The girl’s brow furrowed, and she patiently began writing out a correction, explaining her method as she went, as though to a child even smaller than herself.
The robot couldn’t help a pink-yellow flicker of satisfaction as it accepted the lesson. From then on, the two of them could often be seen exchanging impromptu lessons, on topics that grew ever more advanced as the girl’s facility increased. And if anyone minded that the shore was messier than it had been in the past, they kept it to themselves.
Author’s Note
Cheris loved math from childhood. People sometimes assume because I have a B.A. in math (Cornell University) that I was the same. Actually, I hated math all the way until 9th grade, when I encountered geometry and theorems had reasons, as opposed to being arbitrary lists of facts that I had to memorize. Just the year before, in Algebra I, my mom and I had nightly fights where I would claim that factoring polynomials was too hard and I couldn’t do it so there was no point doing my homework, and she would patiently show me how to do it, and make me do my homework. I owe a lot of my early math foundation to Mom and her supplemental teaching. By the time I got to calculus, she couldn’t help me anymore, as she’d never taken it, but by then I had learned the habits of study.

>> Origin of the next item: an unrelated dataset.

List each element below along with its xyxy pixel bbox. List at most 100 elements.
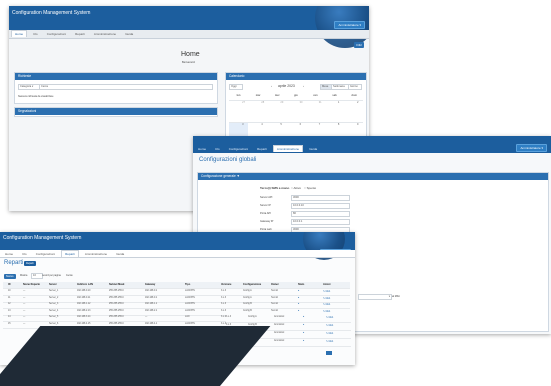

The funny story is that I entered college as a prospective history major, then switched to computer science because I wanted to eat, then discovered that I am the world’s slowest debugger and besides, the math courses were more fun than the CS courses, so I switched again. I still love reading about history, and I would have had a higher GPA as a history major, because writing essays has always come easily to me. But math was too beautiful to resist, even if I haven’t done anything useful with it. I can’t be the first math major to wander off and do something completely sideways, but I wonder what my professors would make of me.
Sword-Shopping
CADET AJEWEN CHERIS and her civilian girlfriend Linnis Orua paused outside the shop. A banner of ink painted onto silk fluttered in the flirtatious artificial breeze. Orua had grown up on a station with less naturalistic ideas of aesthetics, and found this dome-city with its aleatory weather nerve-wracking. She was still spooked whenever there was a wind, which entertained Cheris because Orua had long, luxurious waves of hair that rippled beautifully. “We were always told to be aware of strange air currents as a possible sign of carapace breach!” Orua had protested when Cheris teased her about it.
“‘Blades for All Occasions,’” Cheris read. She had been saving for this moment throughout her first two years of academy, and practicing for it besides. Orua didn’t understand her fondness for the sport of dueling, but she had agreed to come along for moral support.
“Well, no sense in lingering outside,” Orua said. She grinned at Cheris and walked forward. The door swished open for her.
Cheris followed her in. A tame (?) falcon on a perch twisted its head sideways to peer at her as she entered. The falcon was either genetically engineered or dyed, although she wasn’t sure how she felt about either alternative: its primary feathers shaded from black to blood red, with striking metallic gold bands toward the tips. It looked horrendously gaudy and quintessentially Kel.
Orua was busy suppressing a giggle at the falcon’s aesthetics. Cheris poked her in the side to get her to stop, then looked around at the displays, wide-eyed. Her eyes stung suspiciously at the sight of all these weapons, everything from tactical knives to ornamented daggers with rough-hewn gems in their pommels and pragmatic machetes.
Best of all were the calendrical swords. Deactivated, they looked deceptively harmless, bladeless hilts of metal in varying colors and finishes. Cheris’s gaze was drawn inexorably to one made of voidmetal chased in gold, with an unusual basket hilt. It was showy, extremely Kel, and an invitation to trouble. Only a cadet who had an exemplary record and was an excellent duelist would dare carry such a calendrical sword. Besides, the lack of a price tag told her there was no way she could afford it even if she could, in honor, lay claim to such a thing.